How to make chocolate fondue at home
A chocolate fondue is guaranteed to please your guests and amazingly simple to prepare and present. Why not try one at home today?
PmChocolate fondue is such a rich and decadent dessert that most people assume it is too difficult to do at home. Not so!
This is one of the simplest desserts you can make and yet it never fails to impress. The real magic is in the presentation of the fondue itself.
Let's begin with the hardware. You'll need a clean, functional fondue pot and a source of heat for it.
Some fondue pots use Sterno canned fuel while others use tea light candles. Ensure you are familiar with the heat source required for your particular pot.
It also helps to have a few extra cans of Sterno or candles just in case your guests decide to linger around your fabulous fondue.
Next, you'll need items to dip. Always look for a variety of colors. We eat first with our eyes, so remember to make your presentation as delicious to the eyes as the chocolate will be to the palate. Some simple items to start with are the standards: strawberries and cubes of cake.
Ensure that your strawberries have their greens removed and are fresh, clean and dry.
A wet or mushy strawberry can really ruin the mood.
Although angel food cake is a lovely idea, it does have a tendency to break up in the fondue, leaving you with lumps in your chocolate and a guest disappointed about the cake that got away.
Pound cake, on the other hand, holds its shape nicely and is easy to cut into cubes.
Some other ideas for dippers are:
Use a firm, ripe banana and slice it about one-half to one inch thick. The banana and chocolate combination is quite smooth.
Kiwi: Peel a whole kiwi, then cut it in half and slice the halves so that you have little half-moon shaped pieces that are about a half-inch thick. The kiwi/chocolate combination is uncommon, yet quite tasty.
Orange: Peel a seedless orange, tangerine or tangelo and separate the wedges. The combination of chocolate and sweet citrus is most exciting.
Berries: Blackberries and Raspberries, if they are large and firm, make for lovely dippers.
Marshmallows: Large marshmallows, dipped in chocolate, are always welcome. If you want to have a little fun with it, consider adding different flavors of graham crackers as well so that your guests can enjoy the ever-popular s'mores.

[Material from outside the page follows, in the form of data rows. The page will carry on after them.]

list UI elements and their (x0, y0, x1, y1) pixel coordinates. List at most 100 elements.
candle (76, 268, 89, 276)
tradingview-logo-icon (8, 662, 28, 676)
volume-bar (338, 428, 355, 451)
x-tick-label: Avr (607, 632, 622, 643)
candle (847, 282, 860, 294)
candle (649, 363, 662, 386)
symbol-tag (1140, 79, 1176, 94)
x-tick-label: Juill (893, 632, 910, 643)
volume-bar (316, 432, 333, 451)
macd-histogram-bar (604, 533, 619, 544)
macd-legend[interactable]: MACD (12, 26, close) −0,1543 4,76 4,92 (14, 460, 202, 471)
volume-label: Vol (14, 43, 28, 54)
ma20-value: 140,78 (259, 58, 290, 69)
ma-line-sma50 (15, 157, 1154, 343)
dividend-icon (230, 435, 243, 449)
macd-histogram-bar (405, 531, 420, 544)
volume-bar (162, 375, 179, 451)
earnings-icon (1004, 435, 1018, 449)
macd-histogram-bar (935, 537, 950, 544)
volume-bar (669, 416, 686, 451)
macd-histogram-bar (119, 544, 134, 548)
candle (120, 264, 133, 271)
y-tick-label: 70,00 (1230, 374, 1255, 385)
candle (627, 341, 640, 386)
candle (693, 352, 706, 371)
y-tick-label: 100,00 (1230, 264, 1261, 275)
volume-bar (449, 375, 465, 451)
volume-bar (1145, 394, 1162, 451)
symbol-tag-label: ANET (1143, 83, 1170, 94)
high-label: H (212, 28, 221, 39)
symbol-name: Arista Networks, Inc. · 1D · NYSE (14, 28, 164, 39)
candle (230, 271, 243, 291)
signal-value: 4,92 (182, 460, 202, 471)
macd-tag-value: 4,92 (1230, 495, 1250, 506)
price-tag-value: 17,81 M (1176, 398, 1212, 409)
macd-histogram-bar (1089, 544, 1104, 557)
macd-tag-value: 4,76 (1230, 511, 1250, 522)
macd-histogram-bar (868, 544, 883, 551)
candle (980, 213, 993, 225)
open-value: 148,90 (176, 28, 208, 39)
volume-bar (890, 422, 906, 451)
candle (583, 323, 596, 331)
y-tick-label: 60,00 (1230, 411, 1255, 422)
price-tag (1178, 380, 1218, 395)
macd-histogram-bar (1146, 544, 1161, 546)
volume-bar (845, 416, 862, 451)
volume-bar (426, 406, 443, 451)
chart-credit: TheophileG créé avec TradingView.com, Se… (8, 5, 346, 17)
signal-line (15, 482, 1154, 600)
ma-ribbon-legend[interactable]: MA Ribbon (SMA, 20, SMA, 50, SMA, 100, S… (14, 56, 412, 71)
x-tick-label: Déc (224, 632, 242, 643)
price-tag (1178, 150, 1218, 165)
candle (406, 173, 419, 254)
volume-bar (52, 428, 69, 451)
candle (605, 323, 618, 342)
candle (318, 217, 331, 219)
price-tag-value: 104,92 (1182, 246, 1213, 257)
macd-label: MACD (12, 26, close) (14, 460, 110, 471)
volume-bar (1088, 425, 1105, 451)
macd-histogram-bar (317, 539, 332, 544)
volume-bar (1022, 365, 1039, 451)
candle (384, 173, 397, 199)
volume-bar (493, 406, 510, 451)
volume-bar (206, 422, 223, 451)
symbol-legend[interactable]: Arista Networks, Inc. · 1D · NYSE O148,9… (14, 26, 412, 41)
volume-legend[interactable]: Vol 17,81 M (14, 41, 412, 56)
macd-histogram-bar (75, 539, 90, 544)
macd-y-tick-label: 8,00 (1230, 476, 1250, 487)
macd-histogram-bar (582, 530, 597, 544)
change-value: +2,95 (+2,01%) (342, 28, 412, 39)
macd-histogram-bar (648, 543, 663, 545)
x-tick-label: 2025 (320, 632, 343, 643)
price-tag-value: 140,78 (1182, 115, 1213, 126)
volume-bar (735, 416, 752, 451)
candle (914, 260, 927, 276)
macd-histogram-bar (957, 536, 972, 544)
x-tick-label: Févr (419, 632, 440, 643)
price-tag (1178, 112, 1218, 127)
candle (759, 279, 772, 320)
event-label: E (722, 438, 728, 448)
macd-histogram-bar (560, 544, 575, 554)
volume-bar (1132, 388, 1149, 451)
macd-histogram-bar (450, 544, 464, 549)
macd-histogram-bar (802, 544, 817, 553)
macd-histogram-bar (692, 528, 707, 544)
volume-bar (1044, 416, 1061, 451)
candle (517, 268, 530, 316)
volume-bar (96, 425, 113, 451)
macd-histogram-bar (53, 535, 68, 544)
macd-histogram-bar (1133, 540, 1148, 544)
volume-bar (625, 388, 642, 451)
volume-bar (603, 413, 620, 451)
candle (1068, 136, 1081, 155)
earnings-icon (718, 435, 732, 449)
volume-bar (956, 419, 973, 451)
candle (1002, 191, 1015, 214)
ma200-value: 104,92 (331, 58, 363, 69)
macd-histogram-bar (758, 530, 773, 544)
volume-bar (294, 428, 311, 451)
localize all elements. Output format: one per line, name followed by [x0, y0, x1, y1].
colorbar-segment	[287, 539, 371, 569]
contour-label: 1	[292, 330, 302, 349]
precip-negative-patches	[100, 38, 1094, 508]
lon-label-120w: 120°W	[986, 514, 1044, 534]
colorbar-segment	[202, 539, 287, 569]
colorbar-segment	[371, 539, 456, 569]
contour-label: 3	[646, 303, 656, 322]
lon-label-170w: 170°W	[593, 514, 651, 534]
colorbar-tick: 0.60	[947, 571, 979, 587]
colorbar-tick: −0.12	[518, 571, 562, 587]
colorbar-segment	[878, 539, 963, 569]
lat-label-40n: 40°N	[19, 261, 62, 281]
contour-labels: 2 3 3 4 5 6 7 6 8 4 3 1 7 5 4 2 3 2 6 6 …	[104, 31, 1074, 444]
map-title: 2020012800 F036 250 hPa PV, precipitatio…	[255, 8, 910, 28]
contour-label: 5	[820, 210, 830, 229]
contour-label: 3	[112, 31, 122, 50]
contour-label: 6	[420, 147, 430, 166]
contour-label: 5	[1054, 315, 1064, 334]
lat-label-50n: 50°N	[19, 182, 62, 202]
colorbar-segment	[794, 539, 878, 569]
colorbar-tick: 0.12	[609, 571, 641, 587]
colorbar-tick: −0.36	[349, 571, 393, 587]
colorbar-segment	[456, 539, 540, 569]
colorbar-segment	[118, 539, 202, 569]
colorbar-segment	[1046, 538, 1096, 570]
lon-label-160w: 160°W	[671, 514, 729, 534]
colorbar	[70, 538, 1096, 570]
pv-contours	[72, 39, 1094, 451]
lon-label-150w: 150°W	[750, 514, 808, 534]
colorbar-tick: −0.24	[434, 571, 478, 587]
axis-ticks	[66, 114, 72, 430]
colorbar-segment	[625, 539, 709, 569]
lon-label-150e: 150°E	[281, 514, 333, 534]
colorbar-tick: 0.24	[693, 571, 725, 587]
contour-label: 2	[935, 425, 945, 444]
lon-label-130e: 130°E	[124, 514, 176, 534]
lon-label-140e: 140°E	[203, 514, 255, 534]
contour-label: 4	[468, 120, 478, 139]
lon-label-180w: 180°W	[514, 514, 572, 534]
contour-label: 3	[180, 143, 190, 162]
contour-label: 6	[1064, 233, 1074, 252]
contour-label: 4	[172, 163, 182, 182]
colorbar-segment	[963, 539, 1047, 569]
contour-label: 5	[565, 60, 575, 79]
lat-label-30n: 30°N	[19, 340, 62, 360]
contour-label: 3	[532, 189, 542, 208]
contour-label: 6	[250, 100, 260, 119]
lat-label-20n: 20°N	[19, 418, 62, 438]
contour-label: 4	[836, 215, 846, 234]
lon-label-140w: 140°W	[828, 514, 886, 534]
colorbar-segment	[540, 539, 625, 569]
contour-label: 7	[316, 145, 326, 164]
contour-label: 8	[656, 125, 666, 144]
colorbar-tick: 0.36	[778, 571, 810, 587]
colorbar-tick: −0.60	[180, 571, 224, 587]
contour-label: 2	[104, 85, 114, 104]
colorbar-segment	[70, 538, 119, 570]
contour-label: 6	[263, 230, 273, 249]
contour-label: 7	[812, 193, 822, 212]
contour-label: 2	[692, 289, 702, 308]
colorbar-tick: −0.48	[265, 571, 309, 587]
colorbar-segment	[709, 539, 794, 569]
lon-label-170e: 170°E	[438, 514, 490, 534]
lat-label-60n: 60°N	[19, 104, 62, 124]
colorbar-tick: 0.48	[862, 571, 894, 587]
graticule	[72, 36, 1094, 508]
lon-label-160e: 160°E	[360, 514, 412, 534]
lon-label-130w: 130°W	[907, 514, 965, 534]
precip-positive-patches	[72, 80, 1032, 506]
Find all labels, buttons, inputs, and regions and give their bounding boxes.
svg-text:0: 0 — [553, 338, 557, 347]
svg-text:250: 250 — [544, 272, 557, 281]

Cookies: Nilla Wafers, ladyfingers and peanut butter cookies are always a nice touch.
When presenting your fondue and dippers, be creative.
Present your dippers in low glass dishes, baskets made of chocolate or brandy snifters rather than just on everyday plates.
Consider setting your fondue pot in the center of a lazy Susan and surrounding it with small dishes of dippers. This way your guests can have easy access to the entire selection.
You could also set your fondue pot up in the center of a low table surrounded with cushions while presenting the dippers on a buffet or counter. Your guests can help themselves to whatever they'd like to dip and then settle in for casual fun on a cushion.
If you're entertaining a larger group, then a buffet is likely to be your most convenient option. Since fondue is such a hands-on dessert and half the fun is in the dipping, it is generally well suited to smaller groups of 2 to 6 people around a table.
Finally, we need to prepare the chocolate. Start with 3/4 of a cup of heavy cream. Heat it in a saucepan until it is hot but not boiling. Remove it from heat and then add a 12-ounce bag of semi-sweet chocolate morsels. Allow the morsels to soften in the cream for a few minutes.
Then add 2 tablespoons of light corn syrup and whisk the three ingredients together. Pour the warm chocolate syrup into your fondue pot and keep it warm over the pot's heating element.
A chocolate fondue is guaranteed to please your guests and amazingly simple to prepare and present. Why not dust off you fondue pot and plan your next party now?